Berkaitan dengan sastra, mengingat AADC mampu mendekonstruksi puisi yang tadinya terkesan adiluhung dan njelimet lalu menjelma menjadi materi populer romansa remaja, AADC 2 belum mampu mendekonstruksi puisi menjadi ruang kontemplasi yang esensial bagi konflik batin dua orang dewasa. Muaranya, AADC 2 berhasil menempatkan seni dan sastra untuk kegenitan, hiburan kaum turis, dan ruang untuk melakukan trik “modus” pada mantan. AADC 2 mengukuhkan Jogja sebagai kota seni budaya yang eksotis untuk dua sejoli modern, yang tengah disergap romantisme kenangan.
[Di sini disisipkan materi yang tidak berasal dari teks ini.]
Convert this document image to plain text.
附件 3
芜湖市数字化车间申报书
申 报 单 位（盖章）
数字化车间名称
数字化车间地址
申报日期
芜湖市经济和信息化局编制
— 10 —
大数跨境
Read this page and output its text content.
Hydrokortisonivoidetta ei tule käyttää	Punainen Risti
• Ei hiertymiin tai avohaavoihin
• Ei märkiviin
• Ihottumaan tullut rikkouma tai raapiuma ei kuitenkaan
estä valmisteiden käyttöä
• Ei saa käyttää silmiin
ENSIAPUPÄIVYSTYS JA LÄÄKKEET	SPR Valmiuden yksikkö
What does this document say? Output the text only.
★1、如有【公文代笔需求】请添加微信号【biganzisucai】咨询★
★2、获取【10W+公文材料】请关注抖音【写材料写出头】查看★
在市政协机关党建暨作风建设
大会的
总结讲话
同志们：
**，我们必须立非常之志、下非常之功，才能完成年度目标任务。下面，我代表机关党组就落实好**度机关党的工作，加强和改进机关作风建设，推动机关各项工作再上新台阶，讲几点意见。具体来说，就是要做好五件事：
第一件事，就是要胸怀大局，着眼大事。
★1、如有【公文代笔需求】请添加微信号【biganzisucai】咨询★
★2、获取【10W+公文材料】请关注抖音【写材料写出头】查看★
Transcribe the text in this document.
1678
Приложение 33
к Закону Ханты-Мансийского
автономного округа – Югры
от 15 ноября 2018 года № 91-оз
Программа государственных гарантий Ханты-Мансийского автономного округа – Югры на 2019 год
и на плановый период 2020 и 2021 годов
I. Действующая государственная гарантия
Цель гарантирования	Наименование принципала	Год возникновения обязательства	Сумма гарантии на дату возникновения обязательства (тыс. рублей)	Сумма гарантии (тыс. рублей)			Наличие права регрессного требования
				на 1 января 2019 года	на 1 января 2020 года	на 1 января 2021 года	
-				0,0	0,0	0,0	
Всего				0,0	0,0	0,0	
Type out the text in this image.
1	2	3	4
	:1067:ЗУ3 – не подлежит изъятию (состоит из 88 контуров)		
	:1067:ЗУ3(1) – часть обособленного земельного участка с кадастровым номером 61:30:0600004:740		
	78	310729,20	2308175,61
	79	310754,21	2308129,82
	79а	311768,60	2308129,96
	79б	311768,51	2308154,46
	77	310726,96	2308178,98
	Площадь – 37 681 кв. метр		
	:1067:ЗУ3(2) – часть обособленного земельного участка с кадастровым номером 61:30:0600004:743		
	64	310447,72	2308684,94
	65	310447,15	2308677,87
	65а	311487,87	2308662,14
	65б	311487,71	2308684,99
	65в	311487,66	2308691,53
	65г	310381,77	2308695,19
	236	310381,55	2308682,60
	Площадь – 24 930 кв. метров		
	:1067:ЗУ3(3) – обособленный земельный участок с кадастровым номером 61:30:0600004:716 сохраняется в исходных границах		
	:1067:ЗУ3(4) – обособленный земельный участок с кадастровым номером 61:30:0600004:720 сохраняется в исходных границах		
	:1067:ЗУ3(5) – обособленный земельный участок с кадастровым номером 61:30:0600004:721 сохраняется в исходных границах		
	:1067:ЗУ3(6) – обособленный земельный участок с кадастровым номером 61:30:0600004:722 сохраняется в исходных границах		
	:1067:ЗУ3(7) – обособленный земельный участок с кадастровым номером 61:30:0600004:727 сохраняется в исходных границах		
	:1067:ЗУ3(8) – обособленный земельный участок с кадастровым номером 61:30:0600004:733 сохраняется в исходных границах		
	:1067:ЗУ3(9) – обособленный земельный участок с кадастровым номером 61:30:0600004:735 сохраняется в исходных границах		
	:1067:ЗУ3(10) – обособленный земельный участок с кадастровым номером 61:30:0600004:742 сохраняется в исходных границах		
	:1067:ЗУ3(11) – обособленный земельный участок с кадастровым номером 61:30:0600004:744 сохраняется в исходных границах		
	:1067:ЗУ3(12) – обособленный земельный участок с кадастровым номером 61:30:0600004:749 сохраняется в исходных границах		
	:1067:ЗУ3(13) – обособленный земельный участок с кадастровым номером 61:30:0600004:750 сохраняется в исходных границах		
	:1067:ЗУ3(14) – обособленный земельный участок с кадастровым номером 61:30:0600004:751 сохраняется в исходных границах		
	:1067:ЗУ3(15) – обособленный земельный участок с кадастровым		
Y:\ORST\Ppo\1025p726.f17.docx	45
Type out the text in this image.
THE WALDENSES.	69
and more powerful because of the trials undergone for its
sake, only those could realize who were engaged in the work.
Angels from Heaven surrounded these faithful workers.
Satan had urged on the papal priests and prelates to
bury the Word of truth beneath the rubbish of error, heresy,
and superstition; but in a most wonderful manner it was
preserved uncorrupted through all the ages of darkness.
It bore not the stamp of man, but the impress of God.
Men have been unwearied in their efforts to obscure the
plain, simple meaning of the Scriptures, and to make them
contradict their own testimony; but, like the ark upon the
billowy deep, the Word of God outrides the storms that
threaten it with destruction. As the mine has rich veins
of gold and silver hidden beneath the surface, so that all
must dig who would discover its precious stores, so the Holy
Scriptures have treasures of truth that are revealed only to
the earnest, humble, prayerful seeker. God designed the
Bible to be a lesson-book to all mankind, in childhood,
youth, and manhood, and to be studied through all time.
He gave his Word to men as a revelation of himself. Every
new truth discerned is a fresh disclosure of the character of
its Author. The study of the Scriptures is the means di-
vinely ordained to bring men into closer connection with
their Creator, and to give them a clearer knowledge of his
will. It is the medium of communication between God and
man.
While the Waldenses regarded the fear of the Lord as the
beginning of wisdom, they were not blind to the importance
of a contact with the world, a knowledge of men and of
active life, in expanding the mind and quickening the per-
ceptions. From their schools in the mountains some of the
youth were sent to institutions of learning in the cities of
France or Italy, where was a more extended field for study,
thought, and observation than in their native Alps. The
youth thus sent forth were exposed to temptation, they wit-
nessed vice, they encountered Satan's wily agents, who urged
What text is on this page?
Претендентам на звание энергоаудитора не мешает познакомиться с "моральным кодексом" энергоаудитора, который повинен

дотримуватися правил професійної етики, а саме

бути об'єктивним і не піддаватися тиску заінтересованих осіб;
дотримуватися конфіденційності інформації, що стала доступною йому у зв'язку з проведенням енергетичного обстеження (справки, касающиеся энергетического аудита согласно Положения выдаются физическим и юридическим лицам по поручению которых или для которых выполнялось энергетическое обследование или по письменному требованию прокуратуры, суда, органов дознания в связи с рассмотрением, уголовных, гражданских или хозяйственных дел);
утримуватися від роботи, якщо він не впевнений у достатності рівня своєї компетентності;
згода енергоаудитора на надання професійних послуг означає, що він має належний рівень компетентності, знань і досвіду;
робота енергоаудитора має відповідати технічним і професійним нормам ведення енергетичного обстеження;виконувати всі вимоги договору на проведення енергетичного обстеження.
Selamat menonton!
- [CERPEN]Kunjungan Para Ki Sanak - 29/05/2016
- A-Z untuk Dagangan #AADC2 - 03/05/2016
mungkin mereka tidak menyadari cincin pertunangan Cinta karena cincin itu terlalu kecil dan remeh, mengingat Cinta bertunangan dengan pengusaha muda yang perlente.
otherwise, saya setuju kalau AADC2 ini dieksekusi terlalu terburu-buru hanya demi menuruti selera dan tuntutan pecintanya yang ingin bernostalgia.
beruntungnya, mereka memiliki pemain yang berkualitas dan telah memiliki chemistry satu sama lain. film ini menghibur (dan membaperkan) namun jelas masih banyak celah. seperti misalnya, bagaimana bisa Cinta yang ‘diculik’ seharian masih erlihat flawless tak berkeringat tak berpori-pori di tengah panasnya jogja. it’s either they use ryanogilvy or DiSastr really is a goddess!